FMF HASTALARI NASIL BESLENMELİ.
(Fmf) hastaları nasıl beslenmeli
Akdeniz ateşi hastalığı bağırsaklarda, midede, hasarlar oluşturduğu için, asitli, gazlı, yiyecekler ve içeceklerde ağrıyı tetiklemektedir. Örneğin, Kuru fasulye, Nohut, yeşil mercimek, börülce ve benzeri baklagiller etin kavrulmuş, kızartılmış şekli gibi ağır kızartmalar, lahana, brokoli, pırasa ve çiğ yenen soğan gibi sebzeler ağrılar sırasında sık veya fazla yenildiğinde ağrıların artmasına sebep olabilir.
Tabi bu yiyecekleri hiç yemeyin denilemez. Çünkü lifli gıdalardan uzak kalınması da doğru değildir. Ağrılar sırasında tüketilmemesi hastaya göre daha uygundur. Bu durum hastaya göre de değişeceğinden hasta kendisine dokunanlardan sakınabilir veya daha az ve seyrek tüketebilir. Ayrıca, ekşi içecekler, gazlı içecekler, örneğin kola, gazoz, meyveli soda, bazı meyve suları gibi içeceklerden uzak durulması faydalıdır. Soğuk ve fazla içilen sütünde hastaya göre ishal veya kabızlık yaptığı karın ağrılarını tetiklediği bilinmektedir.
Eğer hastalığın ilerlemiş dönemlerinde tedavi başlanmış ise kolşisin tedavisi başladıktan sonrada bunlara dikkat etmek gereklidir. Zaten tedavinin başlamış olması ağrıları ortadan tamamen kaldırmaz. Bu yüzden beslenme şekli her zaman dikkatli olmalıdır ve mümkün olduğunca ılık su içilmelidir. Böylece böbreklerde oluşacak kum ve taş sorunu da önlenmiş olur.
FMF hastalığında beslenme Bu hastalık yetişkinlerde olduğu kadar çocuklarda, gençlerde de büyük bir problemdir.
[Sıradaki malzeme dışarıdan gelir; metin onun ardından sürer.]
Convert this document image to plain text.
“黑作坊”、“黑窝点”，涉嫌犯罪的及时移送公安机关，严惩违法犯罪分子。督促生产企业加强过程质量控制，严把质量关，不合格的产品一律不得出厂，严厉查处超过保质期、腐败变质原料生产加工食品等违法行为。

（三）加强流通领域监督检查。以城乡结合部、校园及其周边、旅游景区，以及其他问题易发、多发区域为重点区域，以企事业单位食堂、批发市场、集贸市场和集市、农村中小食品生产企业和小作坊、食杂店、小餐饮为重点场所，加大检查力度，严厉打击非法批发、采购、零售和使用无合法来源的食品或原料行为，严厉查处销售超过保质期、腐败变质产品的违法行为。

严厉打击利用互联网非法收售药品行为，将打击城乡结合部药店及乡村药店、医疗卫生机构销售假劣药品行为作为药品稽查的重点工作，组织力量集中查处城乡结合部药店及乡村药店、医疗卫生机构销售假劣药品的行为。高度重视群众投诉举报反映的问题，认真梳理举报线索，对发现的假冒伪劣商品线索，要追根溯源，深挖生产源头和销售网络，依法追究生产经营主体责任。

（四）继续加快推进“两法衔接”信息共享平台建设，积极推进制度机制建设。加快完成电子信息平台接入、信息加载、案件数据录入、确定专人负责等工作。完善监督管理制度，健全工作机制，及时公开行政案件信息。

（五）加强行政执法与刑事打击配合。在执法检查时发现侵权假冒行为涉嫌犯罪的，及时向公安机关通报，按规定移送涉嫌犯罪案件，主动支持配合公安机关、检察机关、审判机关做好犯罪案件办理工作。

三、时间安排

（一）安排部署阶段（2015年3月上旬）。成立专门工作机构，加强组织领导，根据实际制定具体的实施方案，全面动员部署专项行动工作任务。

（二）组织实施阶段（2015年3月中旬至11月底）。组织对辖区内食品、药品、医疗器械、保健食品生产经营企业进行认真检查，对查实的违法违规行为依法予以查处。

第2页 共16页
Bu yüzden onlarında dikkatli beslenmeleri gereklidir.Hasta olmayıp taşıyıcı olanlarda hastalığın bazı etkilerini hafifte olsa yaşayabilirler. Bu yüzden onlarında dikkatli beslenmelerinde fayda vardır. Sadece beslenmede değil yaşam şeklinde de değişiklikler önemlidir. Düzenli uyumak, düzenli kalkmak, öğün atlamamak, çok yememek, hafif egzersizler yapmak oldukça fayda sağlar. Fakat,ağır sporlar yapmak ağrıları tetikleyebilir ve dikkatli olunmasında fayda vardır.
FMF ataklarını üşütmekte tetikleyebilir. Soğuk havalarda karın bölgesini çok sıkmadan sıcak tutacak bir sargıyla sarmak işe yarayabilir. Karın bölgesini çok sıkan pantolon,etek, gibi giysilerden kaçınmakta fayda vardır. Ayakları sıcak tutmakta soğuklarda yün çorap giymekte fayda sağlıyacaktır. Ayaklarımızı mümkün olduğunca ıslamamak gereklidir. Ayrıca, akdeniz ateşi hastalığında egzersizin de önemli yeri vardır. Düzenli egzersiz veya yürüyüş yapılması hem böbreklerde oluşabilecek hasarları, taşları önler hemde karın, eklem ve benzeri ağrıların daha az girmesine faydalı olur. Bunu deneyen hastalar, düzenli yapılan orta tempoda egzersiz ve yürüyüşün oldukça fayda sağladığını söylemektedirler. Fakat, ağrılar esnasında yürüyüş yapmak faydalı olabilir iken, ağır egzersizler yapmak ağrıyı şiddetlendirebilir. Ağrıların olmadığı dönemlerde egzersiz yapmak gereklidir. Eğer hasta çocuk ise bu görevler büyüklere, anne babalara düşmektedir.